Companies create online communities as they add value tremendous business value with time -- right from engagement and user acquisition to better support and improved insight mining. However, businesses need to ensure that they should not be blindsided by the impending benefits, i.e., they must take into account the expectations and needs of the members.

The best way to do that is by involving users (or group of power users) in regular check-ins and understanding the needs thoroughly. The buck doesn't simply stop at feedback collection, it should be a to way process with visible changes and implementation. This will help establish trust in the members.

Lack of value delivery with growth

It is amazing to see your community grow organically and with the network effect of your members. However, your community should also be able to evolve along with the members and always keep them tied with one biggest common element.That way the members are always inclined to stay glued to the community and not have the motivation to flock to another platform when a sizeable subgroup gets created inside your community.

So, pay attention to the smaller groups inside the community and the trends as an ongoing activity.Use this data to adapt and ensure that your community always provides value to the members.

Dominating discussions

Members have joined your community to connect with peers, solve their problems, share knowledge and help other members. Aggressive community builders who are posting too frequently, or trying to become the first to always reply to a discussion or question, will eventually create an environment in which others will be discouraged.
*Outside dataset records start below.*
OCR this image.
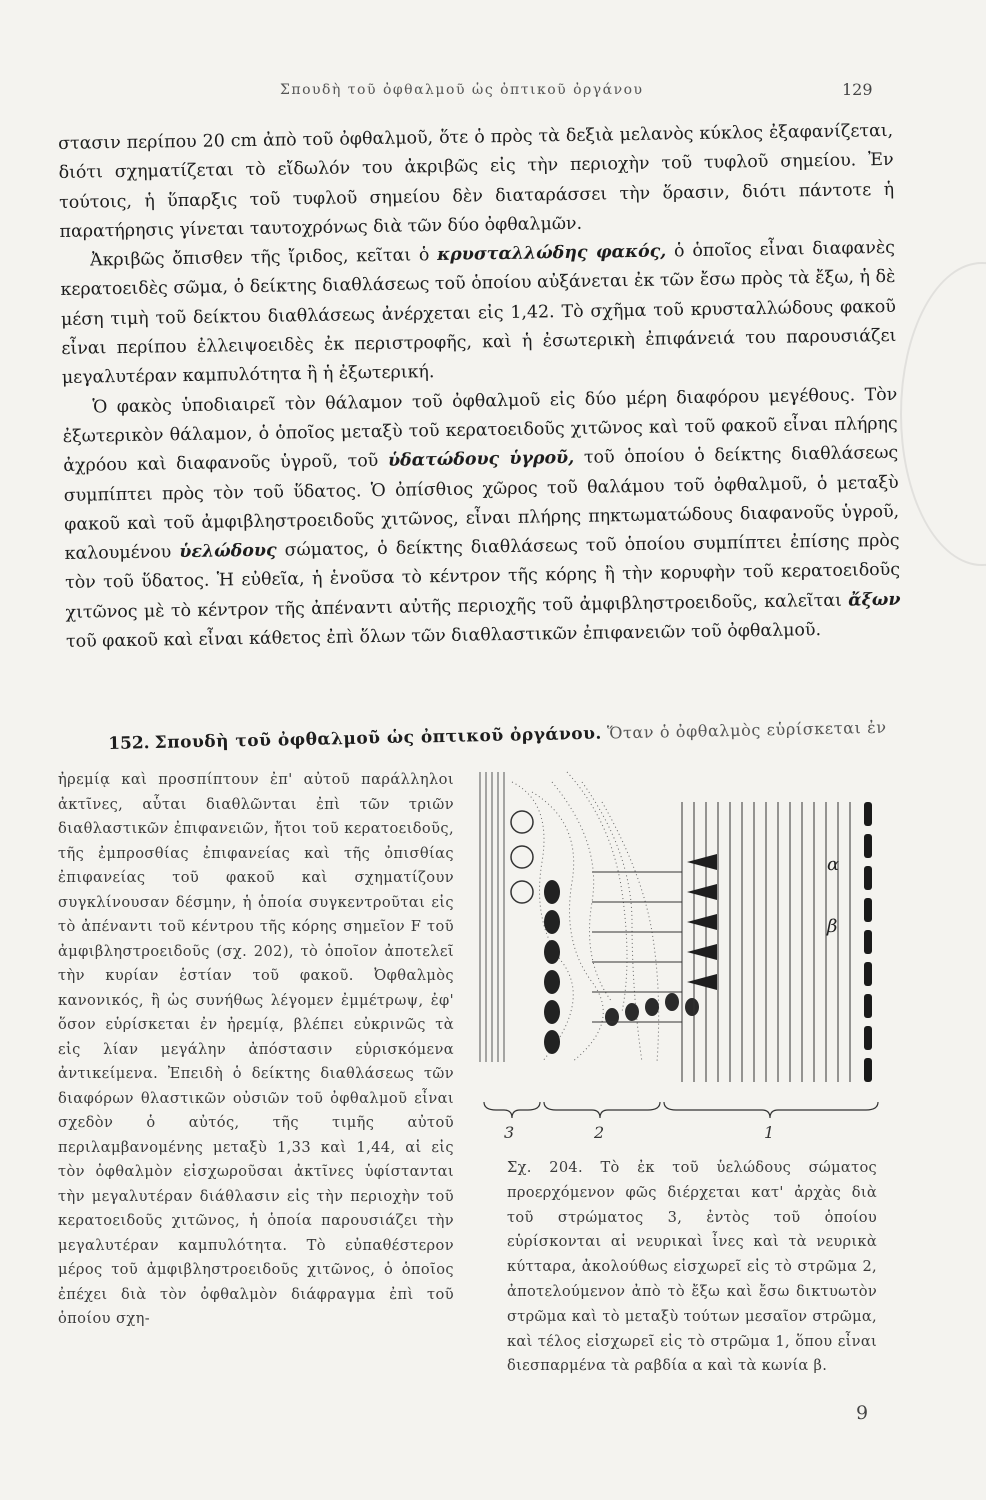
Σπουδὴ τοῦ ὀφθαλμοῦ ὡς ὀπτικοῦ ὀργάνου	129

στασιν περίπου 20 cm ἀπὸ τοῦ ὀφθαλμοῦ, ὅτε ὁ πρὸς τὰ δεξιὰ μελανὸς κύκλος ἐξαφανίζεται, διότι σχηματίζεται τὸ εἴδωλόν του ἀκριβῶς εἰς τὴν περιοχὴν τοῦ τυφλοῦ σημείου. Ἐν τούτοις, ἡ ὕπαρξις τοῦ τυφλοῦ σημείου δὲν διαταράσσει τὴν ὅρασιν, διότι πάντοτε ἡ παρατήρησις γίνεται ταυτοχρόνως διὰ τῶν δύο ὀφθαλμῶν.

Ἀκριβῶς ὄπισθεν τῆς ἴριδος, κεῖται ὁ κρυσταλλώδης φακός, ὁ ὁποῖος εἶναι διαφανὲς κερατοειδὲς σῶμα, ὁ δείκτης διαθλάσεως τοῦ ὁποίου αὐξάνεται ἐκ τῶν ἔσω πρὸς τὰ ἔξω, ἡ δὲ μέση τιμὴ τοῦ δείκτου διαθλάσεως ἀνέρχεται εἰς 1,42. Τὸ σχῆμα τοῦ κρυσταλλώδους φακοῦ εἶναι περίπου ἐλλειψοειδὲς ἐκ περιστροφῆς, καὶ ἡ ἐσωτερικὴ ἐπιφάνειά του παρουσιάζει μεγαλυτέραν καμπυλότητα ἢ ἡ ἐξωτερική.

Ὁ φακὸς ὑποδιαιρεῖ τὸν θάλαμον τοῦ ὀφθαλμοῦ εἰς δύο μέρη διαφόρου μεγέθους. Τὸν ἐξωτερικὸν θάλαμον, ὁ ὁποῖος μεταξὺ τοῦ κερατοειδοῦς χιτῶνος καὶ τοῦ φακοῦ εἶναι πλήρης ἀχρόου καὶ διαφανοῦς ὑγροῦ, τοῦ ὑδατώδους ὑγροῦ, τοῦ ὁποίου ὁ δείκτης διαθλάσεως συμπίπτει πρὸς τὸν τοῦ ὕδατος. Ὁ ὀπίσθιος χῶρος τοῦ θαλάμου τοῦ ὀφθαλμοῦ, ὁ μεταξὺ φακοῦ καὶ τοῦ ἀμφιβληστροειδοῦς χιτῶνος, εἶναι πλήρης πηκτωματώδους διαφανοῦς ὑγροῦ, καλουμένου ὑελώδους σώματος, ὁ δείκτης διαθλάσεως τοῦ ὁποίου συμπίπτει ἐπίσης πρὸς τὸν τοῦ ὕδατος. Ἡ εὐθεῖα, ἡ ἑνοῦσα τὸ κέντρον τῆς κόρης ἢ τὴν κορυφὴν τοῦ κερατοειδοῦς χιτῶνος μὲ τὸ κέντρον τῆς ἀπέναντι αὐτῆς περιοχῆς τοῦ ἀμφιβληστροειδοῦς, καλεῖται ἄξων τοῦ φακοῦ καὶ εἶναι κάθετος ἐπὶ ὅλων τῶν διαθλαστικῶν ἐπιφανειῶν τοῦ ὀφθαλμοῦ.

152. Σπουδὴ τοῦ ὀφθαλμοῦ ὡς ὀπτικοῦ ὀργάνου. Ὅταν ὁ ὀφθαλμὸς εὑρίσκεται ἐν

ἠρεμίᾳ καὶ προσπίπτουν ἐπ' αὐτοῦ παράλληλοι ἀκτῖνες, αὗται διαθλῶνται ἐπὶ τῶν τριῶν διαθλαστικῶν ἐπιφανειῶν, ἤτοι τοῦ κερατοειδοῦς, τῆς ἐμπροσθίας ἐπιφανείας καὶ τῆς ὀπισθίας ἐπιφανείας τοῦ φακοῦ καὶ σχηματίζουν συγκλίνουσαν δέσμην, ἡ ὁποία συγκεντροῦται εἰς τὸ ἀπέναντι τοῦ κέντρου τῆς κόρης σημεῖον F τοῦ ἀμφιβληστροειδοῦς (σχ. 202), τὸ ὁποῖον ἀποτελεῖ τὴν κυρίαν ἑστίαν τοῦ φακοῦ. Ὀφθαλμὸς κανονικός, ἢ ὡς συνήθως λέγομεν ἐμμέτρωψ, ἐφ' ὅσον εὑρίσκεται ἐν ἠρεμίᾳ, βλέπει εὐκρινῶς τὰ εἰς λίαν μεγάλην ἀπόστασιν εὑρισκόμενα ἀντικείμενα. Ἐπειδὴ ὁ δείκτης διαθλάσεως τῶν διαφόρων θλαστικῶν οὐσιῶν τοῦ ὀφθαλμοῦ εἶναι σχεδὸν ὁ αὐτός, τῆς τιμῆς αὐτοῦ περιλαμβανομένης μεταξὺ 1,33 καὶ 1,44, αἱ εἰς τὸν ὀφθαλμὸν εἰσχωροῦσαι ἀκτῖνες ὑφίστανται τὴν μεγαλυτέραν διάθλασιν εἰς τὴν περιοχὴν τοῦ κερατοειδοῦς χιτῶνος, ἡ ὁποία παρουσιάζει τὴν μεγαλυτέραν καμπυλότητα. Τὸ εὐπαθέστερον μέρος τοῦ ἀμφιβληστροειδοῦς χιτῶνος, ὁ ὁποῖος ἐπέχει διὰ τὸν ὀφθαλμὸν διάφραγμα ἐπὶ τοῦ ὁποίου σχη-

α
β
3	2	1

Σχ. 204. Τὸ ἐκ τοῦ ὑελώδους σώματος προερχόμενον φῶς διέρχεται κατ' ἀρχὰς διὰ τοῦ στρώματος 3, ἐντὸς τοῦ ὁποίου εὑρίσκονται αἱ νευρικαὶ ἶνες καὶ τὰ νευρικὰ κύτταρα, ἀκολούθως εἰσχωρεῖ εἰς τὸ στρῶμα 2, ἀποτελούμενον ἀπὸ τὸ ἔξω καὶ ἔσω δικτυωτὸν στρῶμα καὶ τὸ μεταξὺ τούτων μεσαῖον στρῶμα, καὶ τέλος εἰσχωρεῖ εἰς τὸ στρῶμα 1, ὅπου εἶναι διεσπαρμένα τὰ ραβδία α καὶ τὰ κωνία β.

9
So, it is very important for the moderators and managers to maintain a friendly and authentic approach when participating in the community. Communicate with the users as a two-way process; don’t simply throw your thoughts at them.

Higher dependency on incentives

It is understandable that you would like to incentivize users and run contests to prompt members for participation. It is definitely a great tactic to get the members to participate in the community and increase user activity. However, this type of incentivization should not be something with which members should get accustomed.
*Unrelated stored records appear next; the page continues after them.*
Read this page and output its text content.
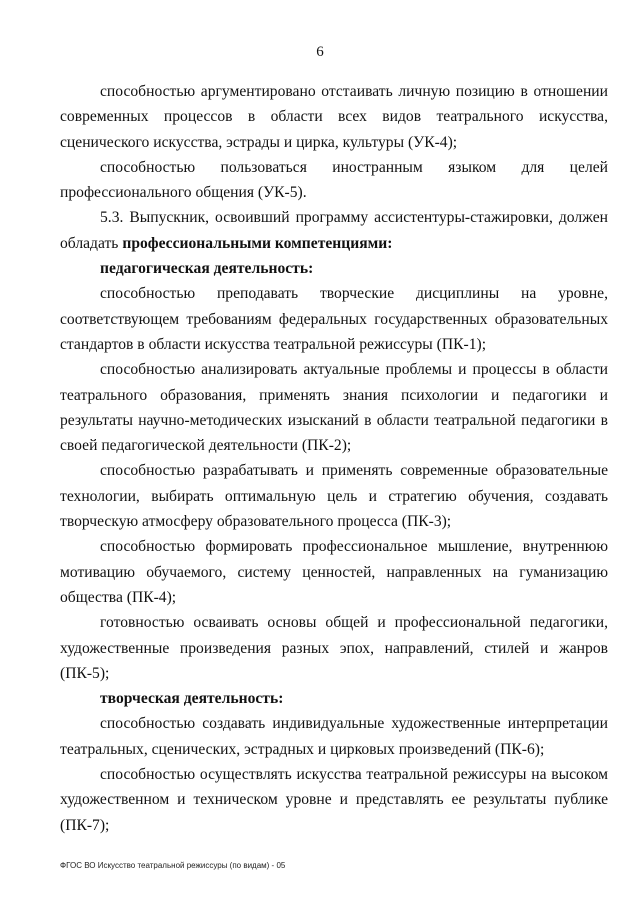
6

способностью аргументировано отстаивать личную позицию в отношении современных процессов в области всех видов театрального искусства, сценического искусства, эстрады и цирка, культуры (УК-4);

способностью пользоваться иностранным языком для целей профессионального общения (УК-5).

5.3. Выпускник, освоивший программу ассистентуры-стажировки, должен обладать профессиональными компетенциями:

педагогическая деятельность:

способностью преподавать творческие дисциплины на уровне, соответствующем требованиям федеральных государственных образовательных стандартов в области искусства театральной режиссуры (ПК-1);

способностью анализировать актуальные проблемы и процессы в области театрального образования, применять знания психологии и педагогики и результаты научно-методических изысканий в области театральной педагогики в своей педагогической деятельности (ПК-2);

способностью разрабатывать и применять современные образовательные технологии, выбирать оптимальную цель и стратегию обучения, создавать творческую атмосферу образовательного процесса (ПК-3);

способностью формировать профессиональное мышление, внутреннюю мотивацию обучаемого, систему ценностей, направленных на гуманизацию общества (ПК-4);

готовностью осваивать основы общей и профессиональной педагогики, художественные произведения разных эпох, направлений, стилей и жанров (ПК-5);

творческая деятельность:

способностью создавать индивидуальные художественные интерпретации театральных, сценических, эстрадных и цирковых произведений (ПК-6);

способностью осуществлять искусства театральной режиссуры на высоком художественном и техническом уровне и представлять ее результаты публике (ПК-7);

ФГОС ВО Искусство театральной режиссуры (по видам) - 05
Otherwise, keeping the community active would not be viable in the long term.Motivating members for participation, engaging and boosting user activity should be ingrained in the community itself. If the users will only participate in the internet points, the engagement won’t be authentic.
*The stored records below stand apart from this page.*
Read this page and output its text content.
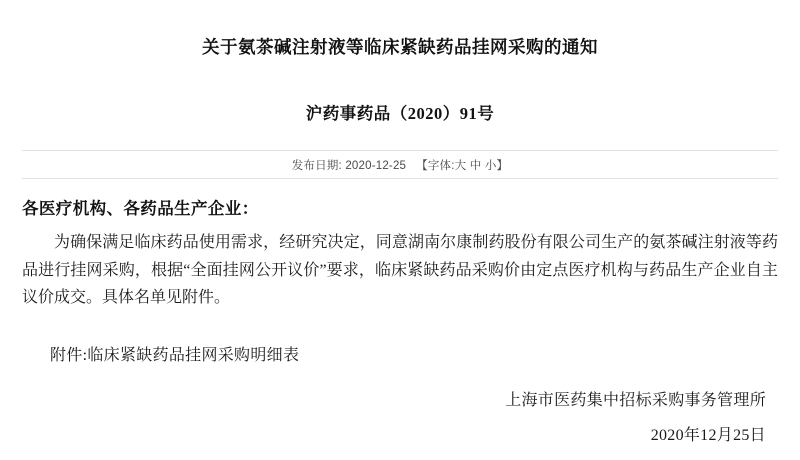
关于氨茶碱注射液等临床紧缺药品挂网采购的通知
沪药事药品（2020）91号
发布日期: 2020-12-25 【字体:大 中 小】
各医疗机构、各药品生产企业：

为确保满足临床药品使用需求，经研究决定，同意湖南尔康制药股份有限公司生产的氨茶碱注射液等药品进行挂网采购，根据“全面挂网公开议价”要求，临床紧缺药品采购价由定点医疗机构与药品生产企业自主议价成交。具体名单见附件。

附件:临床紧缺药品挂网采购明细表
上海市医药集中招标采购事务管理所
2020年12月25日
Running a promotion and contest occasionally is acceptable, but that should never take the central stage of your strategy. Your goal should be around building honest and valuable connections between members, allowing them to add value to each other and honor participation over a time period. This will be much more effective than distributing t-shirts or company swags.

Conclusion for Common Community Building Mistakes

Creating an online community is definitely a robust medium to bring members together under your brand and reach out to them as well. But, note that the building community takes perseverance and grit to be successful in the long term.We covered some of the most common mistakes in community building, so it’s time for you to start off with a solid foundation and ensure that it delivers the desired business value in the long term.